February 2, 2010

Playing with localStorage

This seems to be something of a well-kept secret. It appears that almost all newer web browsers support various types of client storage without the use of cookies. The web storage specification (part of HTML5) describes new facilities that web authors can use to store arbitrary data on the client using a simple key/value store.

The best part: instead of being limited to 4K of data total as with cookies, each website can store megabytes of data on the client. (Implementations vary, but the draft specification recommends somewhere in the area of 5MB per origin.) This ultimately means that we'll start seeing a lot of web applications (E.g., Google Docs) storing data locally for offline access. The specification describes (so far) session storage and local storage.

Two other kinds of local storage were once proposed, but eventually dropped: global storage and database storage. Global storage is like session and local storage, except that the website could scope data along the domain name heirarchy. (See Mozilla's explanation for details.) Database storage is essentially an SQL engine inside the browser. The only browsers that support it are those based on recent versions of WebKit, namely Chrome and Safari.

Back to local storage, however. These are the browsers that I successfully tested with support for local storage:
  • Chrome 4.0.302.2
  • Firefox 3.5, 3.6
  • Safari for iPhone/iPod Touch 3.1.2
  • Internet Explorer 8
While these browsers are not the majority of the ones currently in use, they or their descendants will be soon. Users are finally starting to realize that it's in their best interest to stay reasonably up to date on their software and some large web properties are beginning to drop support entirely for crusty old ancient browsers (ahem). It's safe to say that local storage will be a big part of future web apps.

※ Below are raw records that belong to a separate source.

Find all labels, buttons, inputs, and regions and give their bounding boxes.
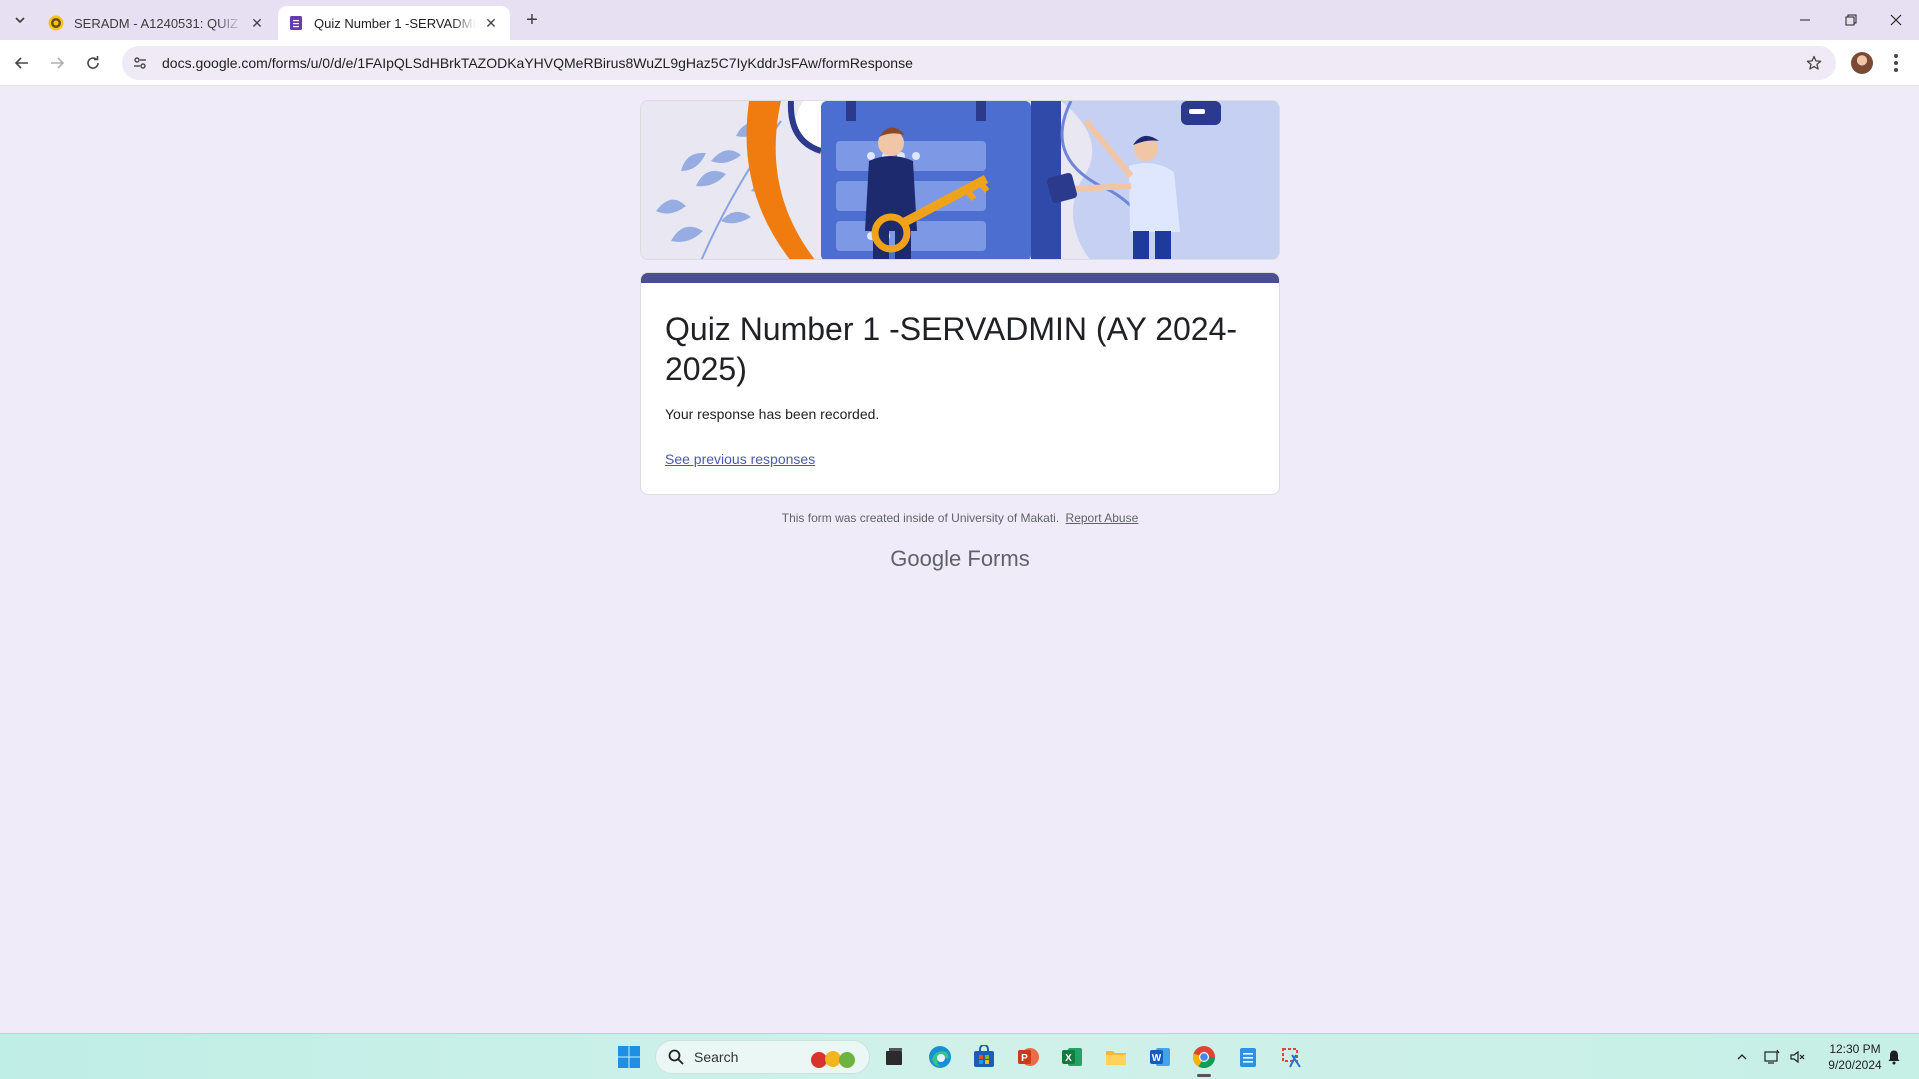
notification-bell-icon[interactable] bbox=[1882, 1034, 1906, 1079]
new-tab-plus-icon[interactable]: + bbox=[520, 8, 544, 32]
profile-avatar[interactable] bbox=[1851, 52, 1873, 74]
confirmation-card: Quiz Number 1 -SERVADMIN (AY 2024-2025) … bbox=[640, 272, 1280, 495]
browser-tab-strip: SERADM - A1240531: QUIZ #1 ✕ Quiz Number… bbox=[0, 0, 1919, 40]
forward-arrow-icon[interactable] bbox=[43, 49, 71, 77]
close-icon[interactable]: ✕ bbox=[482, 14, 500, 32]
microsoft-store-icon[interactable] bbox=[969, 1042, 999, 1072]
close-window-icon[interactable] bbox=[1873, 0, 1919, 40]
form-footer-note: This form was created inside of Universi… bbox=[640, 511, 1280, 525]
confirmation-message: Your response has been recorded. bbox=[665, 406, 880, 422]
file-explorer-icon[interactable] bbox=[1101, 1042, 1131, 1072]
form-title: Quiz Number 1 -SERVADMIN (AY 2024-2025) bbox=[665, 311, 1238, 387]
tab-search-chevron-icon[interactable] bbox=[8, 8, 32, 32]
taskbar-search-label: Search bbox=[694, 1049, 739, 1065]
chrome-active-indicator bbox=[1197, 1074, 1211, 1077]
volume-muted-icon[interactable] bbox=[1786, 1034, 1810, 1079]
task-view-icon[interactable] bbox=[879, 1042, 909, 1072]
google-forms-logo[interactable]: Google Forms bbox=[640, 546, 1280, 572]
back-arrow-icon[interactable] bbox=[8, 49, 36, 77]
form-header-image bbox=[640, 100, 1280, 260]
search-icon bbox=[668, 1049, 684, 1065]
card-accent-bar bbox=[641, 273, 1279, 283]
notepad-icon[interactable] bbox=[1233, 1042, 1263, 1072]
created-inside-text: This form was created inside of Universi… bbox=[781, 511, 1060, 525]
fruit-search-highlight-icon bbox=[811, 1051, 855, 1068]
windows-start-icon[interactable] bbox=[614, 1042, 644, 1072]
browser-toolbar: docs.google.com/forms/u/0/d/e/1FAIpQLSdH… bbox=[0, 40, 1919, 86]
svg-text:X: X bbox=[1065, 1053, 1072, 1064]
tab-quiz-number-1[interactable]: Quiz Number 1 -SERVADMIN (AY 2024-2025) … bbox=[278, 6, 510, 40]
url-text[interactable]: docs.google.com/forms/u/0/d/e/1FAIpQLSdH… bbox=[162, 55, 913, 71]
show-hidden-icons-chevron-icon[interactable] bbox=[1730, 1034, 1754, 1079]
tab-seradm-quiz[interactable]: SERADM - A1240531: QUIZ #1 ✕ bbox=[38, 6, 276, 40]
tab-label: Quiz Number 1 -SERVADMIN (AY 2024-2025) bbox=[314, 15, 476, 31]
windows-taskbar: Search P X W 12:30 PM 9/20/2024 bbox=[0, 1033, 1919, 1079]
svg-text:W: W bbox=[1152, 1053, 1162, 1064]
forms-wordmark: Forms bbox=[967, 546, 1030, 571]
bookmark-star-icon[interactable] bbox=[1802, 51, 1826, 75]
address-bar[interactable]: docs.google.com/forms/u/0/d/e/1FAIpQLSdH… bbox=[122, 46, 1836, 80]
moodle-icon bbox=[48, 15, 64, 31]
google-wordmark: Google bbox=[890, 546, 962, 571]
reload-icon[interactable] bbox=[79, 49, 107, 77]
close-icon[interactable]: ✕ bbox=[248, 14, 266, 32]
more-menu-icon[interactable] bbox=[1884, 51, 1908, 75]
edge-browser-icon[interactable] bbox=[925, 1042, 955, 1072]
google-forms-icon bbox=[288, 15, 304, 31]
report-abuse-link[interactable]: Report Abuse bbox=[1066, 511, 1139, 525]
snipping-tool-icon[interactable] bbox=[1277, 1042, 1307, 1072]
svg-text:P: P bbox=[1021, 1053, 1028, 1064]
site-info-icon[interactable] bbox=[126, 49, 154, 77]
see-previous-responses-link[interactable]: See previous responses bbox=[665, 451, 815, 467]
taskbar-search-box[interactable]: Search bbox=[655, 1040, 870, 1074]
tab-label: SERADM - A1240531: QUIZ #1 bbox=[74, 15, 242, 31]
minimize-icon[interactable] bbox=[1782, 0, 1828, 40]
powerpoint-icon[interactable]: P bbox=[1013, 1042, 1043, 1072]
network-icon[interactable] bbox=[1760, 1034, 1784, 1079]
excel-icon[interactable]: X bbox=[1057, 1042, 1087, 1072]
word-icon[interactable]: W bbox=[1145, 1042, 1175, 1072]
restore-icon[interactable] bbox=[1828, 0, 1874, 40]
chrome-icon[interactable] bbox=[1189, 1042, 1219, 1072]
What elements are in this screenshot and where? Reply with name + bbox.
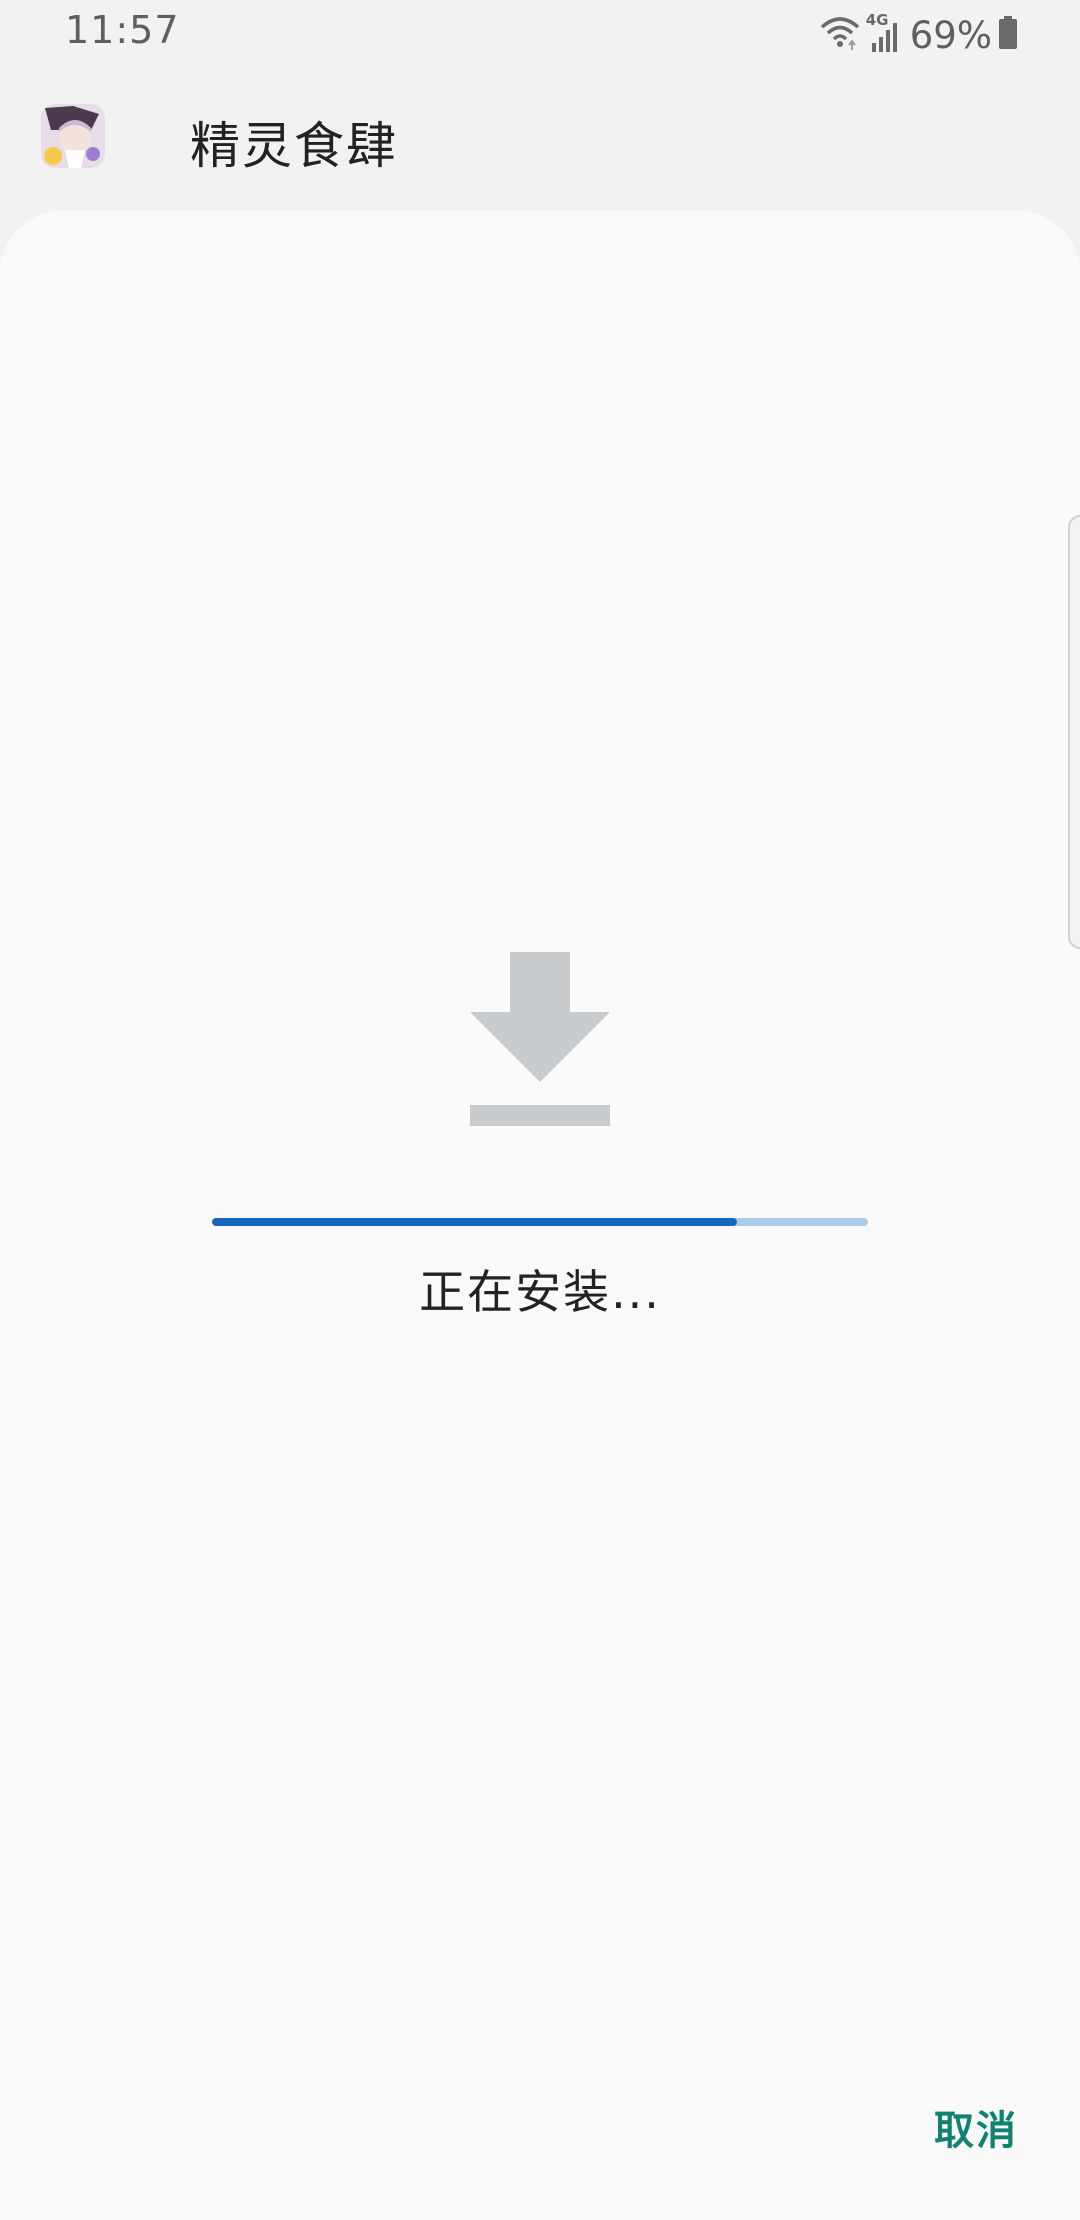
signal-icon: 4G [866, 11, 900, 55]
wifi-icon [820, 15, 860, 55]
status-bar: 11:57 4G 69% [0, 0, 1080, 68]
status-time: 11:57 [65, 8, 180, 52]
app-header: 精灵食肆 [0, 68, 1080, 208]
install-card [0, 210, 1080, 2220]
install-progress-bar [212, 1218, 868, 1226]
cancel-button[interactable]: 取消 [934, 2098, 1018, 2156]
status-icons: 4G 69% [820, 11, 1018, 58]
install-status-text: 正在安装... [419, 1265, 661, 1319]
install-progress-fill [212, 1218, 737, 1226]
battery-percent: 69% [909, 13, 992, 57]
app-title: 精灵食肆 [190, 117, 398, 175]
battery-icon [998, 16, 1018, 54]
app-icon [41, 104, 105, 168]
download-icon [468, 952, 612, 1128]
edge-panel-handle[interactable] [1068, 515, 1080, 949]
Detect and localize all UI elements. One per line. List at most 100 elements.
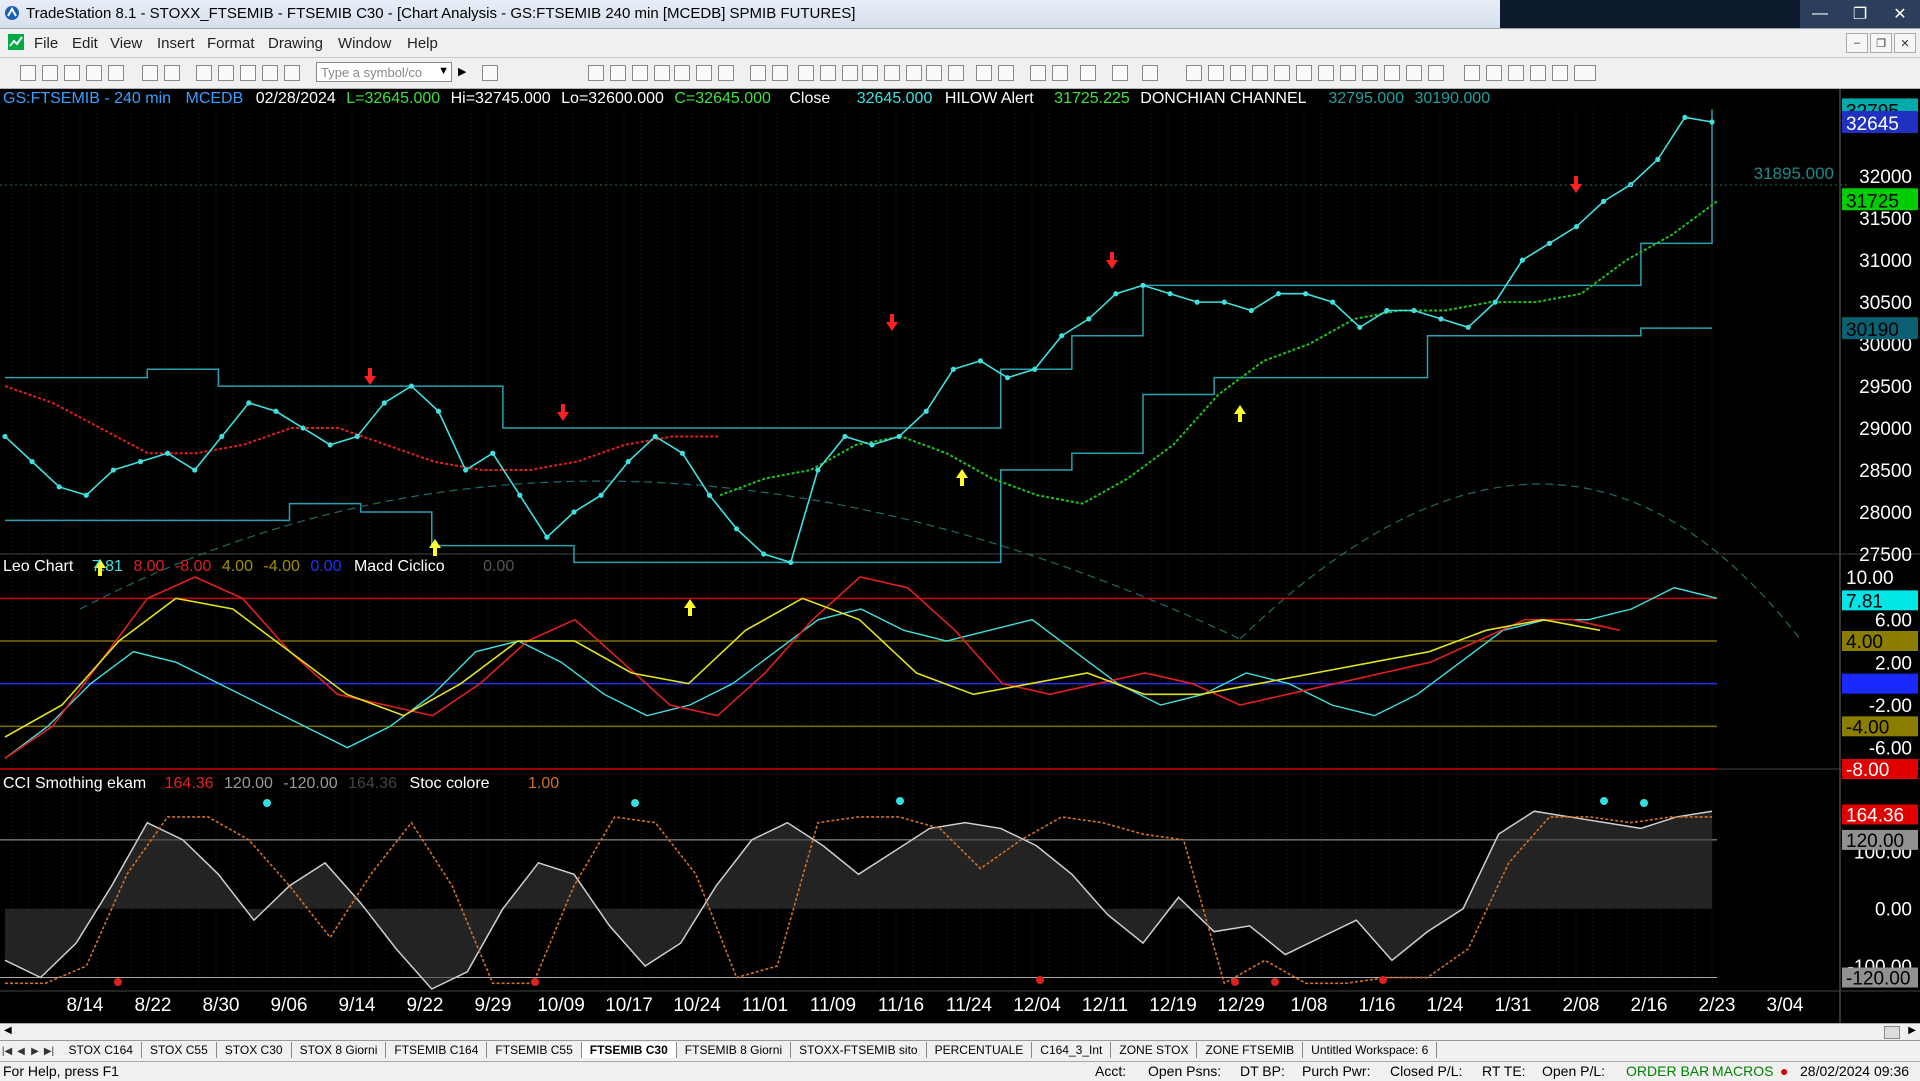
horizontal-scrollbar[interactable]: ◀ ▶ [0,1023,1920,1040]
workspace-tab[interactable]: STOX C55 [142,1042,217,1058]
pointer-icon[interactable] [1030,65,1046,81]
menu-view[interactable]: View [110,35,142,52]
sync-icon[interactable] [718,65,734,81]
chart-icon[interactable] [588,65,604,81]
link-icon[interactable] [674,65,690,81]
export-icon[interactable] [1112,65,1128,81]
window2-icon[interactable] [218,65,234,81]
speed-lines-icon[interactable] [1318,65,1334,81]
zoom-in-icon[interactable] [976,65,992,81]
workspace-tab[interactable]: STOX 8 Giorni [292,1042,387,1058]
chart-canvas[interactable]: 31895.000 3200031500310003050030000295002… [0,89,1920,1023]
mdi-close-button[interactable]: ✕ [1894,33,1916,53]
close-workspace-icon[interactable] [108,65,124,81]
lock-icon[interactable] [240,65,256,81]
close-button[interactable]: ✕ [1880,0,1920,28]
expand-icon[interactable] [926,65,942,81]
arc-icon[interactable] [1406,65,1422,81]
data-icon[interactable] [842,65,858,81]
menu-drawing[interactable]: Drawing [268,35,323,52]
data-window-icon[interactable] [1052,65,1068,81]
regression-icon[interactable] [1362,65,1378,81]
workspace-tab[interactable]: PERCENTUALE [927,1042,1033,1058]
open-workspace-icon[interactable] [64,65,80,81]
pen-icon[interactable] [1428,65,1444,81]
compress-icon[interactable] [948,65,964,81]
minimize-button[interactable]: — [1800,0,1840,28]
menu-help[interactable]: Help [407,35,438,52]
menu-insert[interactable]: Insert [157,35,195,52]
workspace-tab[interactable]: Untitled Workspace: 6 [1303,1042,1438,1058]
workspace-tab[interactable]: ZONE STOX [1111,1042,1198,1058]
grid-icon[interactable] [798,65,814,81]
workspace-tab[interactable]: FTSEMIB C55 [487,1042,582,1058]
down-arrow-icon[interactable] [1486,65,1502,81]
window-icon[interactable] [196,65,212,81]
up-arrow-icon[interactable] [1508,65,1524,81]
workspace-tab[interactable]: C164_3_Int [1032,1042,1112,1058]
bar-chart2-icon[interactable] [884,65,900,81]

So, here's how it works. Items are stored as simple key/value pairs. Programmers know this as a hash table. The object in Javascript to manipulate the storage is called, unsurprisingly, localStorage. This object has the following methods:
  • getItem(key) - retrieve a value via the key
  • setItem(key, value) - add or change a key/value pair
  • removeItem(key) - remove an item from storage
  • key(index) - retrieve the key via its index
  • clear() - empty the local storage
And one property:
  • length - the number of items in local storage
The above should be mostly self-explanatory. You can get the key for a specific item by specifying its index number but note that since this is a hash table, the index-to-key mappings are not static. You can never presume that a particular index belongs to a certain key. The key() method is primarily meant to be used with the length property so that you can iterate over each item in storage.

Pretty simple, eh? This tiny feature adds a load of capability and, together with the rest of HTML5, will finally start to turn the web browser into a proper applications platform, even if it never will be a particularly efficient one.

A quick note on privacy and security: each fully-qualified domain name that you visit has its own storage. For example, yahoo.com and google.com can never share storage. And as far as I understand, the policy is the same for subdomains as well, so mail.google.com and code.google.com can't access each others' storage either.

I put together a demo that lets you directly play around with localStorage in your browser. Take a peek at the source code, save it, steal it, whatever. Everything except the jQuery library is contained within the one HTML file.


M.E. said...

That's interesting to note. I wonder, though--could sub-level sites within a single domain access each other's data? So for instance if you visited a site such as http://members.cox.net/homebusiness and it left data of various types on there, then visited http://members.cox.net/joeblow and they had a program to harvest all data from anything it could read on the domain name, could they in theory corrupt or steal the information from the other site(s) on that same domain, even though they have nothing to do with the other sites?

Seems like a potentially big security hole, to me.

charles said...

Calling it a security hole is a bit of a stretch. Web security has always revolved around the "origin" (the protocol, hostname, and port parts of the URL). This is called same origin policy. So, Javascript and cookies on http://members.cox.net/joeblow can also modify data set by http://members.cox.net/homebusiness. Local Storage follows the same strategy.

Web hosts and web authors simply need to be aware of same origin policy if their website contains dynamic content. If it does, they probably need their own domain or subdomain. (Notice how each Blogger blog has a unique subdomain.)